A Concord native, Howard got a taste of his father’s business early on, working for him during his summer vacations starting when he was 13. “Then, when I turned 15, it was expected that I work with him after school,” Howard adds.
However, professional family pursuits took a detour when Howard was a freshman studying business administration at Appalachian State University. His father had arranged for him to run errands – be a gopher – for Humpy Wheeler, then president of Charlotte Motor Speedway, during that one Race Week. He knew little to nothing about racing.
That internship, however, ended up lasting the duration of Howard’s college career. Upon graduation, he was hired full-time by Wheeler. “He put me in charge of opening ceremonies, live
entertainment and running PRN (Performance Racing Network),” Howard says. “It was challenging, and they gave me room to try new things, and I enjoyed it. That’s where I fell in love with the idea of live events.”
PRN had just been formed in 1981, and still airs NASCAR races and race-related shows today. PRN’s studios are located at Charlotte Motor Speedway.
“The people at Charlotte Motor Speedway were great to work with and for, but I saw the opportunity to do more,” Howard says. “The speedway was where I experienced my first professional goose bumps, assisting at the World 600 in 1981. It was my first experience of a big event that was the epicenter of a big event. I had the chance to start out in the center of the activity, seeing everything up close and personal.”
Maybe Howard had inherited his father’s entrepreneurial spirit because, by 1987, he’d caught the bug. “With only Charlotte Motor Speedway as a client, I took a leap of faith and started what was then called Jay Howard Events,” he shares. “I took the main skill that the speedway taught me – producing live events – and turned it into a marketable offering.”
With a consulting contract, and working out of his basement for JH Events’ first eight years, Howard produced live entertainment for Charlotte Motor Speedway. He was a one-man show until 1996 when he hired his first employee, but during that time he never gave up.
In 2002, JH Events became JHE Production Group, widening its focus to anything race show-related.
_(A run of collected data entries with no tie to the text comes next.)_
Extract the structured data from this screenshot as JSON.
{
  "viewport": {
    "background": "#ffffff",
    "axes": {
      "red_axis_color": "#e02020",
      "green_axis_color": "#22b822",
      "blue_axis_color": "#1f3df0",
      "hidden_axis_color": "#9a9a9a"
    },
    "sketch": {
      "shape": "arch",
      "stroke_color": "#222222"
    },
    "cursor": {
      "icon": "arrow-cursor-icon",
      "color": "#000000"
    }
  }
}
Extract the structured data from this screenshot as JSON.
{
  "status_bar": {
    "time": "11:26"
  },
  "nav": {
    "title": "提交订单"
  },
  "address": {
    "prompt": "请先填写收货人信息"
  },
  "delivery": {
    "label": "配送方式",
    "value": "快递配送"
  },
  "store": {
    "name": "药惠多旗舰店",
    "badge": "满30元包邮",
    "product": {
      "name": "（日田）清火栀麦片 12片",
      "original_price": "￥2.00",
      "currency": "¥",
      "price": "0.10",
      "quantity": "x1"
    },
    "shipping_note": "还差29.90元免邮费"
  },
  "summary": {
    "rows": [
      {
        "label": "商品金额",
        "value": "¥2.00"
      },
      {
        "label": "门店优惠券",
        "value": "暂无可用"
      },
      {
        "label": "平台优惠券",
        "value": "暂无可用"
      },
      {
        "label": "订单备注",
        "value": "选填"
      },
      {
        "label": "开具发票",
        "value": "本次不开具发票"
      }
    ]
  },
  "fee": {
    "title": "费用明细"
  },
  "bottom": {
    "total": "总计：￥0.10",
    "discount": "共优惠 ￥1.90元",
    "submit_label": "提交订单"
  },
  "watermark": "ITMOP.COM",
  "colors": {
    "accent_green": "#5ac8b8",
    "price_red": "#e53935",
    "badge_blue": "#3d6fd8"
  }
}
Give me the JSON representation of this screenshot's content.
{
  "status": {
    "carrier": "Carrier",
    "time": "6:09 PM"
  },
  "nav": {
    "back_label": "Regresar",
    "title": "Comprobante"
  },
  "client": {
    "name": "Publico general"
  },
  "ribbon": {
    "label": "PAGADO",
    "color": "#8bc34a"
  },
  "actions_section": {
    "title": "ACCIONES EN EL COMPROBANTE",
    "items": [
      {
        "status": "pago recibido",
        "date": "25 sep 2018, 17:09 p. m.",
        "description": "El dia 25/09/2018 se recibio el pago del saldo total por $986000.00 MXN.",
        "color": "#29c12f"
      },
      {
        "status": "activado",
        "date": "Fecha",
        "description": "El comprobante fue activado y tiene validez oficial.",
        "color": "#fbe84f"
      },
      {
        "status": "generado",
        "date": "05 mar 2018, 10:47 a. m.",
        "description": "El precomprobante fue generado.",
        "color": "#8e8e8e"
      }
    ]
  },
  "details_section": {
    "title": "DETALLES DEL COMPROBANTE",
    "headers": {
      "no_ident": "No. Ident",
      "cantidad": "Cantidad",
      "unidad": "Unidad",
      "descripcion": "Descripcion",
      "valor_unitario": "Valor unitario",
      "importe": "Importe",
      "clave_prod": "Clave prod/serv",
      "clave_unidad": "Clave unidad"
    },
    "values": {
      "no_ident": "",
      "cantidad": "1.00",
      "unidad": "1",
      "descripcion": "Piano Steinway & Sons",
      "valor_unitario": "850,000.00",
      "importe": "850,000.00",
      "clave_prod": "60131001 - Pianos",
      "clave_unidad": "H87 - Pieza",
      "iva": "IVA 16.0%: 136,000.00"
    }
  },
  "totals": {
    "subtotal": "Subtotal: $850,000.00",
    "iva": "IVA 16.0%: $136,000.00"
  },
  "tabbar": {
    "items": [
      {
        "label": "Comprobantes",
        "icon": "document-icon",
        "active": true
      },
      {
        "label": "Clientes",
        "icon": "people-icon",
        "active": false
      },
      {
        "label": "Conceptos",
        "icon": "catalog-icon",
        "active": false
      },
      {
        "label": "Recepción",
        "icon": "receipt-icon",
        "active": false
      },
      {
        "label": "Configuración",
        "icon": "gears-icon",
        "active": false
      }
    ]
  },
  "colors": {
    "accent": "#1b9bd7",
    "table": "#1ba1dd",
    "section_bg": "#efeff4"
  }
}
This included the mobile stages and sets; pre-race introductions of the drivers; pre-race concerts; the National Anthem; and flyovers.
Over time, JHE has delved into corporate projects, with a growing client list that includes Sprint, Wells Fargo, Lowe’s, Coca-Cola, Bank of America, Ford and Chevrolet, as well as IndyCar, the NBA and NFL, in addition to NASCAR.
“JHE has evolved in countless ways, but from a business perspective, we started out with live shows as a service offering, added special events, added experiential (events or marketing displays directly engaging audiences, creating hands-on experiences) and, most recently, added corporate production,” Howard says. “Our four core service offerings were added in that order over a 29-year span.”
In Howard’s case, a career – unplanned as it might have been early on – presented itself and evolved into something he still enjoys today. And on February 6, JHE became CSM Production. A year ago, the company was purchased by CSM Sport and Entertainment, which is based in London and was looking to expand its North American market reach. The name change goes along with new branding.
“JHE has accomplished a lot in 29 years, and I’m proud of what this exceptional team has done,” Howard shares. “The people I work with make me happy and fulfilled, but it is my family that gives me the greatest joy. I am so fortunate to have a wonderful, supportive wife and two children who are figuring out what their impact will be on the world.”